I did find one reference on Diabetes Daily (everything else warns about going too low) and it explains that if you start out too high without enough insulin you can go even higher because your body is producing sugar. (Which makes me miss my pens… running with a glass vial is just crazy and potentially a very expense accident waiting to happen if it drops or one takes a spill.

So what is a good way to start training? There have to be some runners out there who are T1?

Okay, I’m googling it right now… Sorry I was making dinner, it’s 6:15 here.

Okay, so I cannot find the answer right this second, but I will. I have to run and do some errands, and then hit the gym… hehehe… but I won’t workout if my blood sugar is over 200. I promise!

My experience that only super super intense exercise will raise my BG rapidly.

Otherwise I crash, BAD. I actually aim to be “about” 200, or headed there when I get out on my bike… for a 20 minute ride (5 miles), that works out about perfectly. If I go longer, I have to take carbs with me. I’d rate most of my bike rides as moderate exercise.

I found it! If you exercise with a BS over 200, it increases your chance of getting ketones! lol! Is that the correct answer ol’ great wise diabetes teacher?!?!?

Here is a brief summary of BGs and exercise taken from here

Lower than 100 mg/dL (5.6 mmol/L). Your blood sugar may be too low to exercise safely. Eat a small carbohydrate-containing snack, such as fruit or crackers, before you begin your workout.

100 to 250 mg/dL (5.6 to 13.9 mmol/L). You’re good to go. For most people, this is a safe pre-exercise blood sugar range.

250 mg/dL (13.9 mmol/L) or higher. This is a caution zone. To make sure it’s safe to exercise, test your urine for ketones — substances made when your body breaks down fat for energy. Excess ketones indicate that your body doesn’t have enough insulin to control your blood sugar. If you exercise when you have a high level of ketones, you risk ketoacidosis — a serious complication of diabetes that needs immediate treatment. Instead, wait to exercise until your urine ketones test kit indicates a low level of ketones in your urine.

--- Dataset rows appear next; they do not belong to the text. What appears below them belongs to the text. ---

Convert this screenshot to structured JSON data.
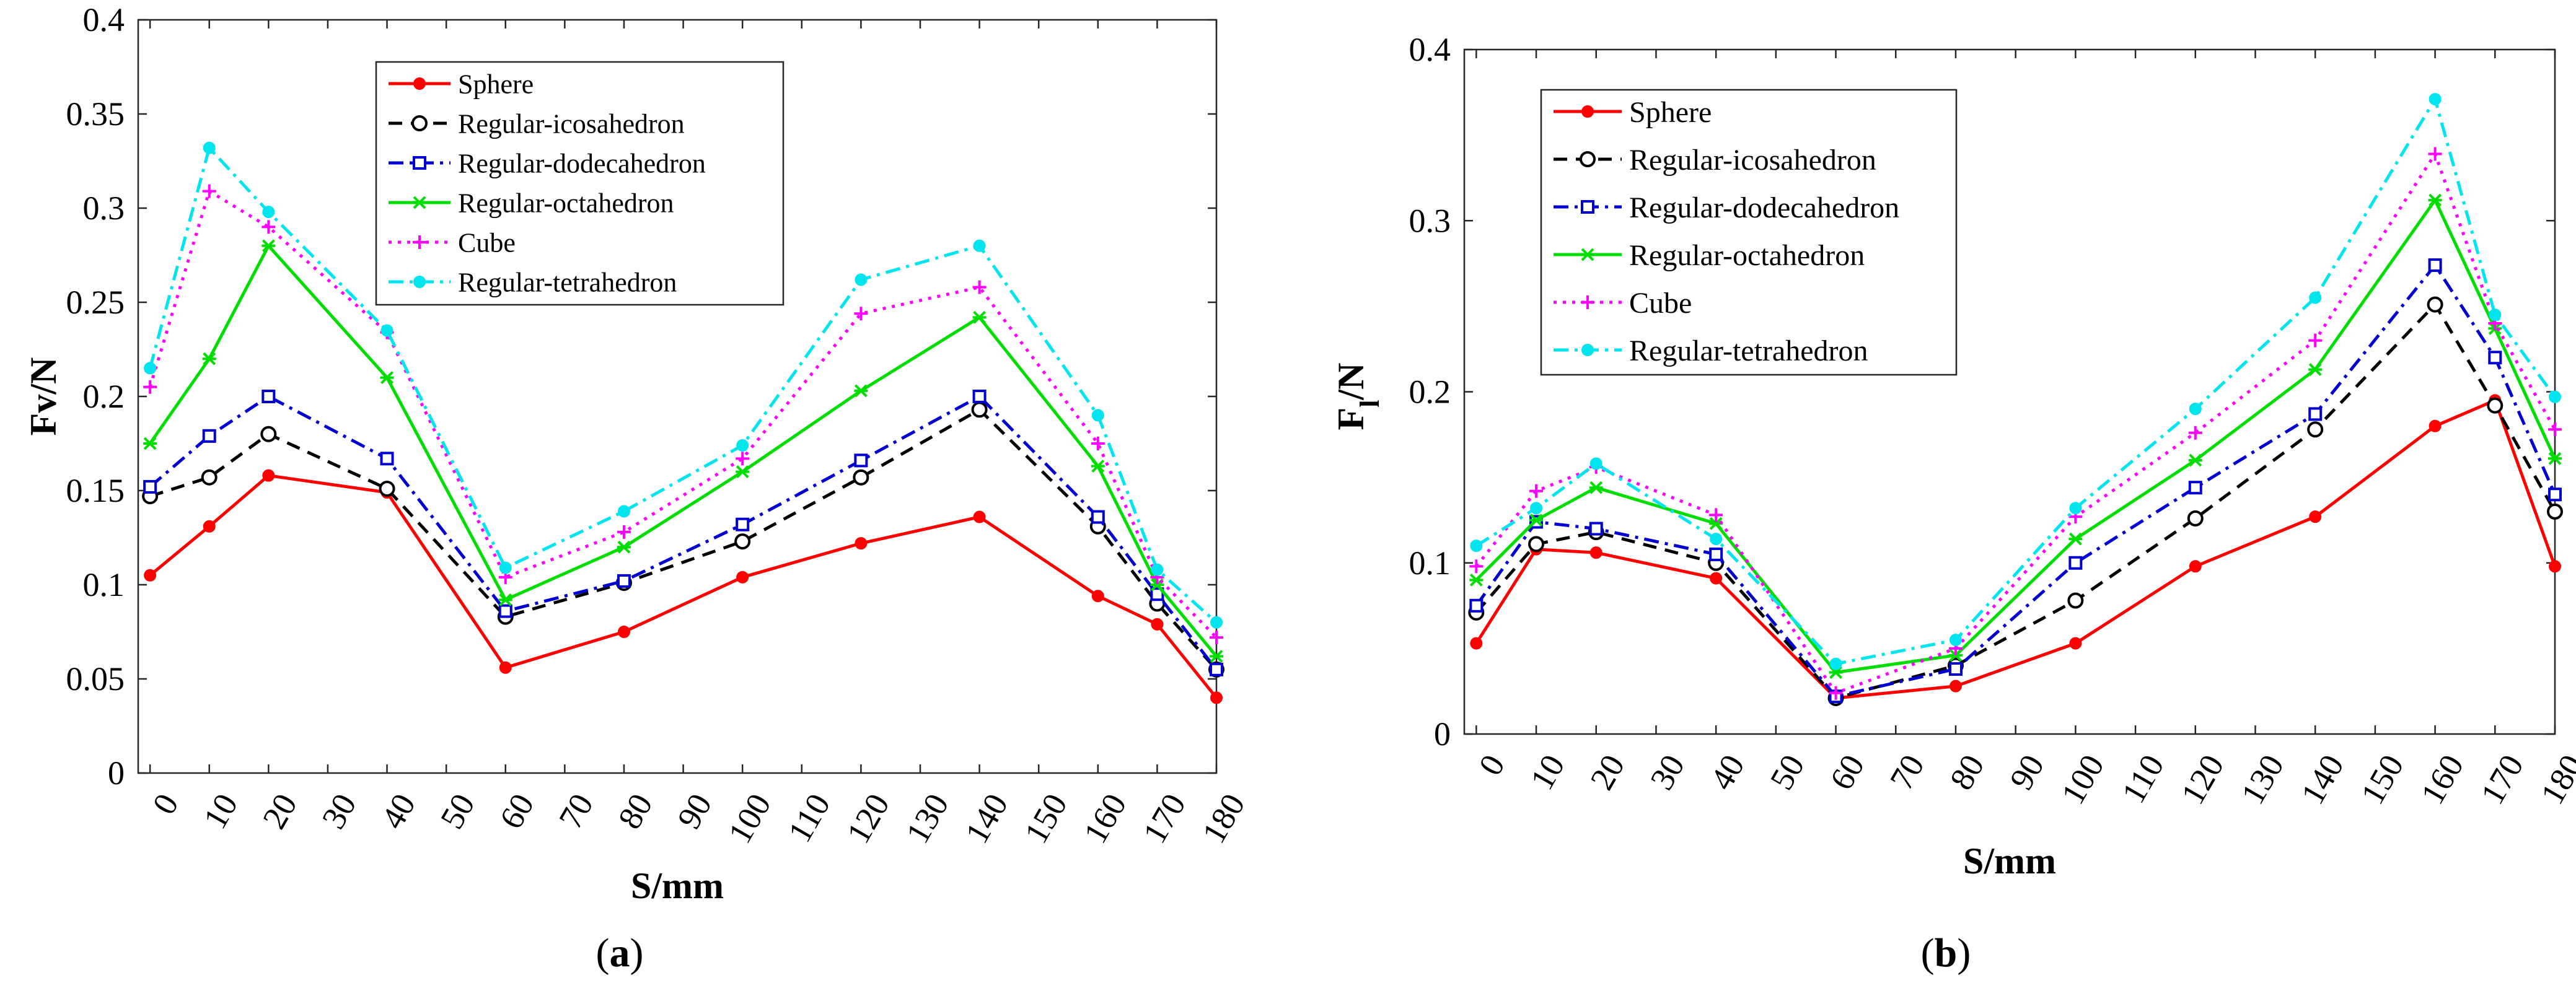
{
  "figure": {
    "label_a": "(a)",
    "label_b": "(b)"
  },
  "chart_data": [
    {
      "type": "line",
      "panel": "a",
      "panel_label": "(a)",
      "title": "",
      "xlabel": "S/mm",
      "ylabel_main": "Fv/N",
      "ylabel_sub": "",
      "ylabel_suffix": "",
      "xlim": [
        -2,
        180
      ],
      "ylim": [
        0,
        0.4
      ],
      "xticks": [
        0,
        10,
        20,
        30,
        40,
        50,
        60,
        70,
        80,
        90,
        100,
        110,
        120,
        130,
        140,
        150,
        160,
        170,
        180
      ],
      "yticks": [
        0,
        0.05,
        0.1,
        0.15,
        0.2,
        0.25,
        0.3,
        0.35,
        0.4
      ],
      "ytick_labels": [
        "0",
        "0.05",
        "0.1",
        "0.15",
        "0.2",
        "0.25",
        "0.3",
        "0.35",
        "0.4"
      ],
      "grid": false,
      "legend_position": "top-center",
      "x": [
        0,
        10,
        20,
        40,
        60,
        80,
        100,
        120,
        140,
        160,
        170,
        180
      ],
      "series": [
        {
          "name": "Sphere",
          "color": "#ff0000",
          "dash": "solid",
          "marker": "dot",
          "values": [
            0.105,
            0.131,
            0.158,
            0.149,
            0.056,
            0.075,
            0.104,
            0.122,
            0.136,
            0.094,
            0.079,
            0.04
          ]
        },
        {
          "name": "Regular-icosahedron",
          "color": "#000000",
          "dash": "dash",
          "marker": "circle",
          "values": [
            0.147,
            0.157,
            0.18,
            0.151,
            0.083,
            0.101,
            0.123,
            0.157,
            0.193,
            0.131,
            0.09,
            0.055
          ]
        },
        {
          "name": "Regular-dodecahedron",
          "color": "#0000d0",
          "dash": "dashdot",
          "marker": "square",
          "values": [
            0.152,
            0.179,
            0.2,
            0.167,
            0.086,
            0.102,
            0.132,
            0.166,
            0.2,
            0.136,
            0.095,
            0.055
          ]
        },
        {
          "name": "Regular-octahedron",
          "color": "#00dd00",
          "dash": "solid",
          "marker": "star",
          "values": [
            0.175,
            0.22,
            0.28,
            0.21,
            0.092,
            0.12,
            0.16,
            0.203,
            0.242,
            0.163,
            0.1,
            0.062
          ]
        },
        {
          "name": "Cube",
          "color": "#ff00ff",
          "dash": "dot",
          "marker": "plus",
          "values": [
            0.205,
            0.309,
            0.29,
            0.234,
            0.104,
            0.128,
            0.167,
            0.244,
            0.258,
            0.175,
            0.104,
            0.072
          ]
        },
        {
          "name": "Regular-tetrahedron",
          "color": "#00e5ee",
          "dash": "dashdot",
          "marker": "dot",
          "values": [
            0.215,
            0.332,
            0.298,
            0.235,
            0.109,
            0.139,
            0.174,
            0.262,
            0.28,
            0.19,
            0.108,
            0.08
          ]
        }
      ]
    },
    {
      "type": "line",
      "panel": "b",
      "panel_label": "(b)",
      "title": "",
      "xlabel": "S/mm",
      "ylabel_main": "F",
      "ylabel_sub": "l",
      "ylabel_suffix": "/N",
      "xlim": [
        -2,
        180
      ],
      "ylim": [
        0,
        0.4
      ],
      "xticks": [
        0,
        10,
        20,
        30,
        40,
        50,
        60,
        70,
        80,
        90,
        100,
        110,
        120,
        130,
        140,
        150,
        160,
        170,
        180
      ],
      "yticks": [
        0,
        0.1,
        0.2,
        0.3,
        0.4
      ],
      "ytick_labels": [
        "0",
        "0.1",
        "0.2",
        "0.3",
        "0.4"
      ],
      "grid": false,
      "legend_position": "top-left",
      "x": [
        0,
        10,
        20,
        40,
        60,
        80,
        100,
        120,
        140,
        160,
        170,
        180
      ],
      "series": [
        {
          "name": "Sphere",
          "color": "#ff0000",
          "dash": "solid",
          "marker": "dot",
          "values": [
            0.053,
            0.108,
            0.106,
            0.091,
            0.021,
            0.028,
            0.053,
            0.098,
            0.127,
            0.18,
            0.195,
            0.098
          ]
        },
        {
          "name": "Regular-icosahedron",
          "color": "#000000",
          "dash": "dash",
          "marker": "circle",
          "values": [
            0.071,
            0.111,
            0.118,
            0.1,
            0.021,
            0.04,
            0.078,
            0.126,
            0.178,
            0.251,
            0.192,
            0.13
          ]
        },
        {
          "name": "Regular-dodecahedron",
          "color": "#0000d0",
          "dash": "dashdot",
          "marker": "square",
          "values": [
            0.075,
            0.124,
            0.12,
            0.105,
            0.022,
            0.038,
            0.1,
            0.144,
            0.187,
            0.274,
            0.22,
            0.14
          ]
        },
        {
          "name": "Regular-octahedron",
          "color": "#00dd00",
          "dash": "solid",
          "marker": "star",
          "values": [
            0.09,
            0.125,
            0.144,
            0.123,
            0.036,
            0.046,
            0.114,
            0.16,
            0.213,
            0.312,
            0.237,
            0.161
          ]
        },
        {
          "name": "Cube",
          "color": "#ff00ff",
          "dash": "dot",
          "marker": "plus",
          "values": [
            0.098,
            0.142,
            0.156,
            0.128,
            0.024,
            0.05,
            0.127,
            0.176,
            0.23,
            0.339,
            0.24,
            0.178
          ]
        },
        {
          "name": "Regular-tetrahedron",
          "color": "#00e5ee",
          "dash": "dashdot",
          "marker": "dot",
          "values": [
            0.11,
            0.132,
            0.158,
            0.114,
            0.041,
            0.055,
            0.132,
            0.19,
            0.255,
            0.371,
            0.245,
            0.197
          ]
        }
      ]
    }
  ]
}
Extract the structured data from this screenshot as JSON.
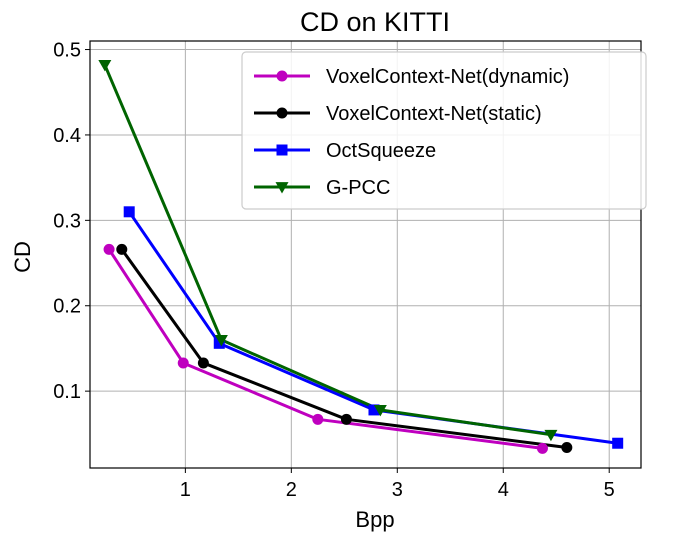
{
  "chart_data": {
    "type": "line",
    "title": "CD on KITTI",
    "xlabel": "Bpp",
    "ylabel": "CD",
    "xlim": [
      0.1,
      5.3
    ],
    "ylim": [
      0.01,
      0.51
    ],
    "xticks": [
      1,
      2,
      3,
      4,
      5
    ],
    "yticks": [
      0.1,
      0.2,
      0.3,
      0.4,
      0.5
    ],
    "xtick_labels": [
      "1",
      "2",
      "3",
      "4",
      "5"
    ],
    "ytick_labels": [
      "0.1",
      "0.2",
      "0.3",
      "0.4",
      "0.5"
    ],
    "grid": true,
    "legend_position": "top-right",
    "series": [
      {
        "name": "VoxelContext-Net(dynamic)",
        "color": "#bf00bf",
        "marker": "circle",
        "x": [
          0.28,
          0.98,
          2.25,
          4.37
        ],
        "y": [
          0.266,
          0.133,
          0.067,
          0.033
        ]
      },
      {
        "name": "VoxelContext-Net(static)",
        "color": "#000000",
        "marker": "circle",
        "x": [
          0.4,
          1.17,
          2.52,
          4.6
        ],
        "y": [
          0.266,
          0.133,
          0.067,
          0.034
        ]
      },
      {
        "name": "OctSqueeze",
        "color": "#0000ff",
        "marker": "square",
        "x": [
          0.47,
          1.32,
          2.78,
          5.08
        ],
        "y": [
          0.31,
          0.156,
          0.078,
          0.039
        ]
      },
      {
        "name": "G-PCC",
        "color": "#006400",
        "marker": "triangle-down",
        "x": [
          0.24,
          1.34,
          2.84,
          4.45
        ],
        "y": [
          0.482,
          0.16,
          0.078,
          0.049
        ]
      }
    ]
  }
}
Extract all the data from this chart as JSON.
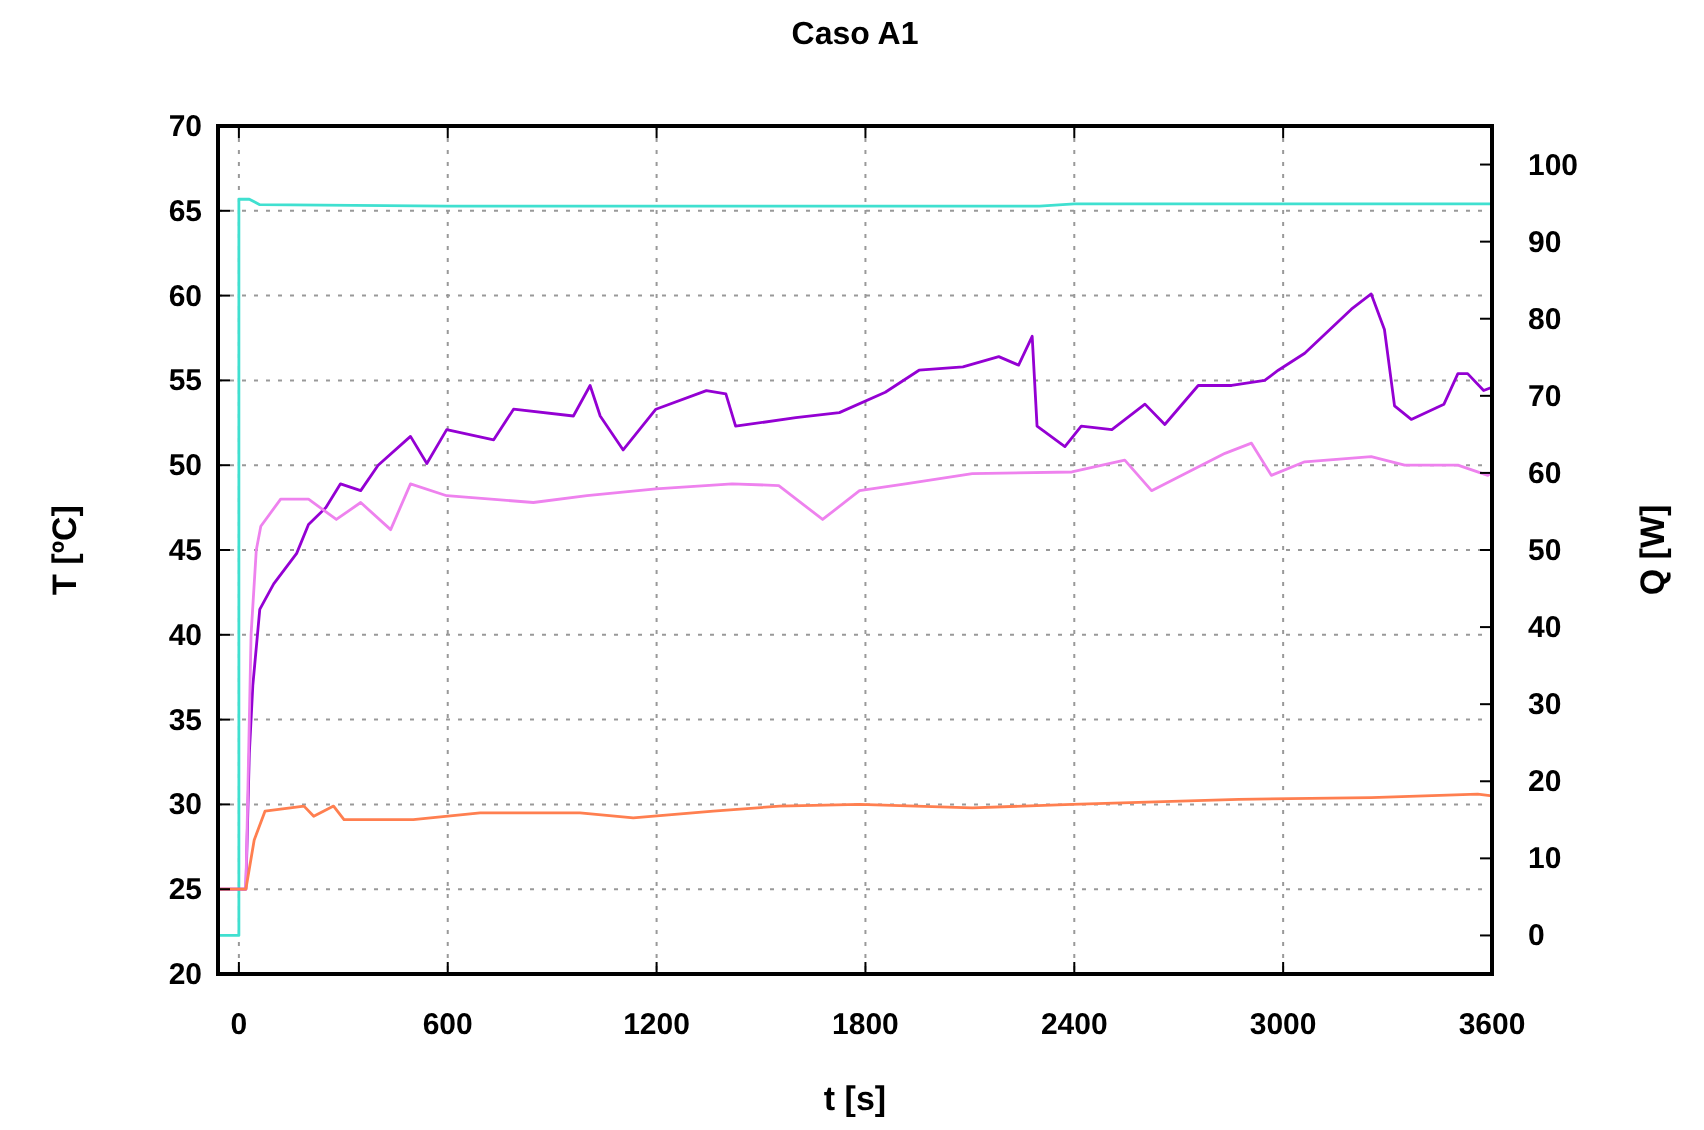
{
  "chart_data": {
    "type": "line",
    "title": "Caso A1",
    "xlabel": "t [s]",
    "ylabel": "T [ºC]",
    "y2label": "Q [W]",
    "xlim": [
      -60,
      3600
    ],
    "xticks": [
      0,
      600,
      1200,
      1800,
      2400,
      3000,
      3600
    ],
    "ylim": [
      20,
      70
    ],
    "yticks": [
      20,
      25,
      30,
      35,
      40,
      45,
      50,
      55,
      60,
      65,
      70
    ],
    "y2lim": [
      -5,
      105
    ],
    "y2ticks": [
      0,
      10,
      20,
      30,
      40,
      50,
      60,
      70,
      80,
      90,
      100
    ],
    "grid": true,
    "line_style": "solid",
    "marker": "none",
    "series": [
      {
        "color": "#40e0d0",
        "axis": "y2",
        "x": [
          -60,
          0,
          0,
          30,
          60,
          600,
          1200,
          1800,
          2300,
          2400,
          3000,
          3600
        ],
        "values": [
          0,
          0,
          95.5,
          95.5,
          94.8,
          94.6,
          94.6,
          94.6,
          94.6,
          94.9,
          94.9,
          94.9
        ]
      },
      {
        "color": "#9400d3",
        "x": [
          -60,
          20,
          30,
          40,
          60,
          100,
          166,
          200,
          250,
          292,
          350,
          400,
          493,
          540,
          597,
          732,
          789,
          961,
          1009,
          1038,
          1104,
          1198,
          1343,
          1399,
          1427,
          1600,
          1725,
          1857,
          1954,
          2080,
          2183,
          2240,
          2279,
          2293,
          2373,
          2420,
          2508,
          2603,
          2660,
          2756,
          2852,
          2947,
          2986,
          3062,
          3196,
          3253,
          3291,
          3320,
          3368,
          3462,
          3502,
          3530,
          3576,
          3600
        ],
        "values": [
          25,
          25,
          33,
          37,
          41.5,
          43,
          44.8,
          46.5,
          47.5,
          48.9,
          48.5,
          50,
          51.7,
          50.1,
          52.1,
          51.5,
          53.3,
          52.9,
          54.7,
          52.9,
          50.9,
          53.3,
          54.4,
          54.2,
          52.3,
          52.8,
          53.1,
          54.3,
          55.6,
          55.8,
          56.4,
          55.9,
          57.6,
          52.3,
          51.1,
          52.3,
          52.1,
          53.6,
          52.4,
          54.7,
          54.7,
          55,
          55.6,
          56.6,
          59.2,
          60.1,
          58,
          53.5,
          52.7,
          53.6,
          55.4,
          55.4,
          54.4,
          54.6
        ]
      },
      {
        "color": "#ee82ee",
        "x": [
          -60,
          20,
          25,
          35,
          50,
          63,
          120,
          200,
          280,
          350,
          436,
          493,
          597,
          846,
          1000,
          1198,
          1417,
          1551,
          1677,
          1783,
          1915,
          2107,
          2393,
          2545,
          2622,
          2833,
          2909,
          2966,
          3062,
          3253,
          3349,
          3502,
          3588,
          3600
        ],
        "values": [
          25,
          25,
          30,
          40,
          45,
          46.4,
          48,
          48,
          46.8,
          47.8,
          46.2,
          48.9,
          48.2,
          47.8,
          48.2,
          48.6,
          48.9,
          48.8,
          46.8,
          48.5,
          48.9,
          49.5,
          49.6,
          50.3,
          48.5,
          50.7,
          51.3,
          49.4,
          50.2,
          50.5,
          50,
          50,
          49.4,
          49.6
        ]
      },
      {
        "color": "#ff7f50",
        "x": [
          -60,
          20,
          44,
          75,
          187,
          215,
          272,
          302,
          501,
          693,
          980,
          1133,
          1363,
          1553,
          1783,
          2107,
          2393,
          2872,
          3253,
          3559,
          3600
        ],
        "values": [
          25,
          25,
          27.9,
          29.6,
          29.9,
          29.3,
          29.9,
          29.1,
          29.1,
          29.5,
          29.5,
          29.2,
          29.6,
          29.9,
          30,
          29.8,
          30,
          30.3,
          30.4,
          30.6,
          30.5
        ]
      }
    ]
  }
}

300 mg/dL (16.7 mmol/L) or higher. Your blood sugar may be too high to exercise safely, putting you at risk of ketoacidosis. Postpone your workout until your blood sugar drops to a safe pre-exercise range.

Now for the explanation of why exercising with ketones is bad taken from here

It works this way: stimulated by the demand from your exercising muscles your body pours glucose into your bloodstream, which cannot get into your muscles when you do not have enough insulin available to “unlock the doors” to your muscles. Your body then cleverly looks to alternative sources for fuel — the free fatty acids — to help fuel your muscles since it cannot get to the glucose. The use of fat for fuel results in a byproduct called ketones. These ketones accumulate in the blood and also spill over into the urine.

I hope this helps to explain the why :slight_smile:

Yay! And I beat the other guy down below with the answer!